Methods: VEGF gain of function (GOF), VEGF loss of function (LOF) and control animals were exposed to MCAO. GOF and LOF were induced after ischemia. Infarct volume and edema progression were assessed using a 7T MRI. Histological evaluation was performed on day 14 and 28 after MCAO. In addition to histological evaluation, blood-brain-barrier integrity after stroke was studied using extravasation kinetics of fluorescent marker molecules and follow up intravital microscopy (IVM) via a chronic cranial window up to 28 days after ischemia. Vessel morphology was studied using two-Photon microsopy (2PM).
Results: No significant differences in direct lesion volume or edema progression were found between the groups. Immunohistochemistry clearly showed a significant increase in angiogenic proliferation in GOF animals evaluated on day 14 and 28 after MCAO (p<0.005; GOF vs. LOF and control), while no difference was found between LOF and control animals.
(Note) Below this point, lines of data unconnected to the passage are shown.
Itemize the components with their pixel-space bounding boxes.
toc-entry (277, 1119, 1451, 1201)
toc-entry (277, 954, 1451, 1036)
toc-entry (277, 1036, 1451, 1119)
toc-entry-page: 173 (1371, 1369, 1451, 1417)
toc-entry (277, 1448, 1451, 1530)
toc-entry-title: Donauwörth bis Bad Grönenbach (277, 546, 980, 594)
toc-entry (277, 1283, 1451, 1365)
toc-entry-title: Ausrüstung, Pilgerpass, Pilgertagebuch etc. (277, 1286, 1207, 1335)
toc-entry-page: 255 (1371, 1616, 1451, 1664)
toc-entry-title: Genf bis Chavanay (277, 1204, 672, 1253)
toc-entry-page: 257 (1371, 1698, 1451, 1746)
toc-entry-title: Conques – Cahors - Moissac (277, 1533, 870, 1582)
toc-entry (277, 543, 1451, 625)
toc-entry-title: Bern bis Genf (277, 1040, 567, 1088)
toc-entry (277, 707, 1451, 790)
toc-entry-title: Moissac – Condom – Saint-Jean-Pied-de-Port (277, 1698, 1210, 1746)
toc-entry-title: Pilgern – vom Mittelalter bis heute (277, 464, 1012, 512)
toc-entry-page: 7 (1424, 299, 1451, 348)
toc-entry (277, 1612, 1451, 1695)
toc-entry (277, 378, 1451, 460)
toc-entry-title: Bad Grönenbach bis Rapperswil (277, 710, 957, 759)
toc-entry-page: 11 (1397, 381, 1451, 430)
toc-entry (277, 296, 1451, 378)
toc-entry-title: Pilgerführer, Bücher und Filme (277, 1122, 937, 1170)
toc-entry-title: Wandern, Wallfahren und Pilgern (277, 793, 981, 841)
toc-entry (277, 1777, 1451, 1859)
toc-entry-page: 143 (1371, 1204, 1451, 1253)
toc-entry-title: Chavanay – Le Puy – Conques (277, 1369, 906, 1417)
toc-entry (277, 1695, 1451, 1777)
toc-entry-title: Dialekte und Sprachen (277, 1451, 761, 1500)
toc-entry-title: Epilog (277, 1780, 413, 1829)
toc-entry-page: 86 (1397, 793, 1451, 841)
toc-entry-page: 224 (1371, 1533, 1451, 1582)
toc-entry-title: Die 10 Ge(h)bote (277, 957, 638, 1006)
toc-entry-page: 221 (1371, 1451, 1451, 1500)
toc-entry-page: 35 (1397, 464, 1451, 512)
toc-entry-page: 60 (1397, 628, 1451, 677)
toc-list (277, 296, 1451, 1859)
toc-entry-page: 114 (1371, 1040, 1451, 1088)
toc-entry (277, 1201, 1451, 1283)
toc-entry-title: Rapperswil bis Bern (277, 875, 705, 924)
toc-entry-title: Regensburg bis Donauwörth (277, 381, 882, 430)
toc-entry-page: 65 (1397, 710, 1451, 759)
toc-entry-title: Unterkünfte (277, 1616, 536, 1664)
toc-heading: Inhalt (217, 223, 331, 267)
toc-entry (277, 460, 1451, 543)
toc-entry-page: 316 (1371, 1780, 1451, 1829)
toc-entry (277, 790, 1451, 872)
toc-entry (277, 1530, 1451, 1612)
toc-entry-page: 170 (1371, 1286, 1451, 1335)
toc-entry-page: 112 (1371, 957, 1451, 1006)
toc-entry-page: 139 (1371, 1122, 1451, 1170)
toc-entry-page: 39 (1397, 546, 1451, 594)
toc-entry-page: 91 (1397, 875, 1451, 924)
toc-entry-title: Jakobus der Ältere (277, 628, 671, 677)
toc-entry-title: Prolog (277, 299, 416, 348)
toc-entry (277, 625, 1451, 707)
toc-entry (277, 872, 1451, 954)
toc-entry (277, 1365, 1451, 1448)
Stainings for CD31 and Desmin demonstrated high endothelial-pericyte interaction in these newly formed vessels of GOF animals. Follow up functional analysis of the vasculature via IVM revealed a significant increase of total vessel density in GOF animals starting on day 7 after ischemia (p<0.01; GOF vs. LOF and control), No changes in vessel permeability were detectable. 2PMrevealed increased vessel volume and microvascular density along with enhanced vascular complexity (increased bifurcation points) due to induction of VEGF in GOF animals.
Conclusion: Our results clearly show that exposure to brain specific VEGF after experimental stroke does not affect lesion size or edema progression. In contrast we demonstrate in this multimodal and longitudinal study that induction of VEGF leads to a robust pro-angiogenic response characterized by endothelial and pericyte proliferation forming functional vessels with an intact BBB.